Additional Comments on the CTAD annual conference
Author: Jean-Claude Muller, 穆卓Executive Editor at BtoBioInnovation jcm9144@gmail.com
Additional Comments on the CTAD annual conference
In the four previous reports presented this week at the Clinical Trials in Alzheimer’s Disease (CTAD) annual conference in San Francisco, we had focussed on rather positive data from the large study performed with Eisai’s lecanemab, Eli Lilly’s donanemab and the odd ones of TauRx with HMTM. At this stage it is also of more than passing interest to comment on Roche’s gantenerumab failure and report some relevant comments made by key opinion leaders and some analysts.
In early November Roche had already disclosed that gantenerumab, its anti-amyloid beta antibody, had failed to reach the primary endpoints which had been set. At the CTAD meeting more details have been provided by the Swiss company. After one year of treatment, gantenerumab reduced amyloid plaque in Alzheimer’s brain patients only half as well as expected from previous clinical trials. Moreover, not a single patient tested negative for amyloid reduction after one year of treatment and only half of the treated population became negative over the two years course of the trial. It is still not clear why gantenerumab underperformed Roche’s expectation. Two hypotheses have been forwarded: the drug was given subcutaneously rather than intravenously, and the trial had a 36-week run-up schedule to reach the maximum dose. Could the combination of the two factors have limited its potency? Roche said it is starting a phase 1b/2a trial where it will use a “brain shuttle technology” to improve concentrations of gantenerumab in the brain.

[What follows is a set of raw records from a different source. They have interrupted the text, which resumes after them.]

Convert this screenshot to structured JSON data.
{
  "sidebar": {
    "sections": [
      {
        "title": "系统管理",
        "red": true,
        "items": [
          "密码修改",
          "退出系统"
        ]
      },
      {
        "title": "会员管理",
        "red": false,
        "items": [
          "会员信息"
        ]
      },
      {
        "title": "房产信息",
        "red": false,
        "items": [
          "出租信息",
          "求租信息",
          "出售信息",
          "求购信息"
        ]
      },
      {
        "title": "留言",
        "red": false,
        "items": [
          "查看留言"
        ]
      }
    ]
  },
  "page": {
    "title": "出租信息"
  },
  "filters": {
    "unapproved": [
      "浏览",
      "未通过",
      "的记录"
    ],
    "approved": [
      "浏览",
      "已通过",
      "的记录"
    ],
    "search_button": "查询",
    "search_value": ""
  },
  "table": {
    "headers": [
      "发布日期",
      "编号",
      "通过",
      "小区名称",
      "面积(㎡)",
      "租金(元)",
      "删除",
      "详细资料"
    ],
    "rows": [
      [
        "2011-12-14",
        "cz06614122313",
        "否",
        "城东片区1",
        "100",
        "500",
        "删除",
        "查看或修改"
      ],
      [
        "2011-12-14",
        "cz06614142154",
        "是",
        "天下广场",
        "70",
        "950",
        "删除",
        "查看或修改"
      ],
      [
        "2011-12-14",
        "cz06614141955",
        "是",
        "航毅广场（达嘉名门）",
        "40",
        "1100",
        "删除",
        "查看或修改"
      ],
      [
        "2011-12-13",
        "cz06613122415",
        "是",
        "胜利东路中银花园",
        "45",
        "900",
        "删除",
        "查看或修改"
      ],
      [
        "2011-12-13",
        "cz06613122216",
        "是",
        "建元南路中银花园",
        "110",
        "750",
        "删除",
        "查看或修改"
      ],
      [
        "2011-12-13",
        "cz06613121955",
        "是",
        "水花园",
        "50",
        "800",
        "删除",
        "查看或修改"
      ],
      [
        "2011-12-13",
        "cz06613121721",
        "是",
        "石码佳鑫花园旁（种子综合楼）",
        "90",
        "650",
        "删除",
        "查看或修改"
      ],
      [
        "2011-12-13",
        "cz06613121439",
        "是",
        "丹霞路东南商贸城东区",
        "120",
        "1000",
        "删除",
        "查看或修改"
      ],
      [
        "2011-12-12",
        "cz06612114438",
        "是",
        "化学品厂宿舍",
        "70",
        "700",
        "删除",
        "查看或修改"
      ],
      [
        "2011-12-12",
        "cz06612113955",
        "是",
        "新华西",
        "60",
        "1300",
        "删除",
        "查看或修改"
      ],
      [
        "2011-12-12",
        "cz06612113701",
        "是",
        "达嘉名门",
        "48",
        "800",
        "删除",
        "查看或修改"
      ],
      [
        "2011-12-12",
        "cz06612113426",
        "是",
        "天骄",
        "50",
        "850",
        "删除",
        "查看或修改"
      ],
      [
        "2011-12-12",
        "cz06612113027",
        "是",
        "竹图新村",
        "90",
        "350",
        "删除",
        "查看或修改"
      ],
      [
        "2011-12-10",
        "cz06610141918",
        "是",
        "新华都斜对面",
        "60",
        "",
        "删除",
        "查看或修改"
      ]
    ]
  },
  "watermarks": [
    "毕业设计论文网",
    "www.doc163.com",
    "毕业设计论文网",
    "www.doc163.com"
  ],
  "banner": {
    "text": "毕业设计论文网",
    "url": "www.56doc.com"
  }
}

The recent results reported at CTAD still raise a series of important questions.
- Is there a consistent correlation between the reduction of amyloid plaque and the slowing down of decline in patients cognitive function? Lecanemab results at 18 months are an indicator. “I am uncomfortable with saying that we have the surrogacy of amyloid established” said Chris Van Dyck, director of the Yale Alzheimer’s Disease Research Center, which led the lecanemab study when he was referring to the idea that amyloid clearance is predictive of clinical benefit.
- Can one coin the term “disease modifier” to drugs which just slightly slow down a decline but don’t stop the disease?
- Is a 20-30% reduction in slowing down cognitive function at 18 months clinically relevant? Not according to a quote of Madhav Thambisetty, a neurologist at the National Institute on Aging, when he stated: “From the perspective of a physician caring for Alzheimer’s patients, the difference between lecanemab and placebo is well under what is considered to be a clinically meaningful treatment effect.”
- Is the amyloïd plaque the cause of Alzheimer’s disease? “I am uncomfortable with amyloid as a unitary thing. We still need to think about the subtypes” said Van Dyck.
The statement which we found most original, and which has been our own motto for many years, came from Howard Fillit, co-founder of the Alzheimer’s Drug Discovery Foundation, when he wrote: “The mixed data shows that while anti-amyloids are a promising starting point, we will need a combination of drugs aimed at different targets informed by the biology of aging to effectively treat this disease.”
Like many other observers and analysts, we are eager to see how regulatory bodies will handle the above issues in the first quarter of 2023.
Paris, December 3, 2022.
This document has been prepared by btobioinnovation and is provided to you for information purposes only. The information contained in this document has been obtained from sources that btobioinnovation believes are reliable but btobioinnovation does not warrant that it is accurate or complete. The views presented in this document are those of btobioinnovation’s editor at the time of writing and are subject to change. btobioinnovation has no obligation to update its opinions or the information in this document.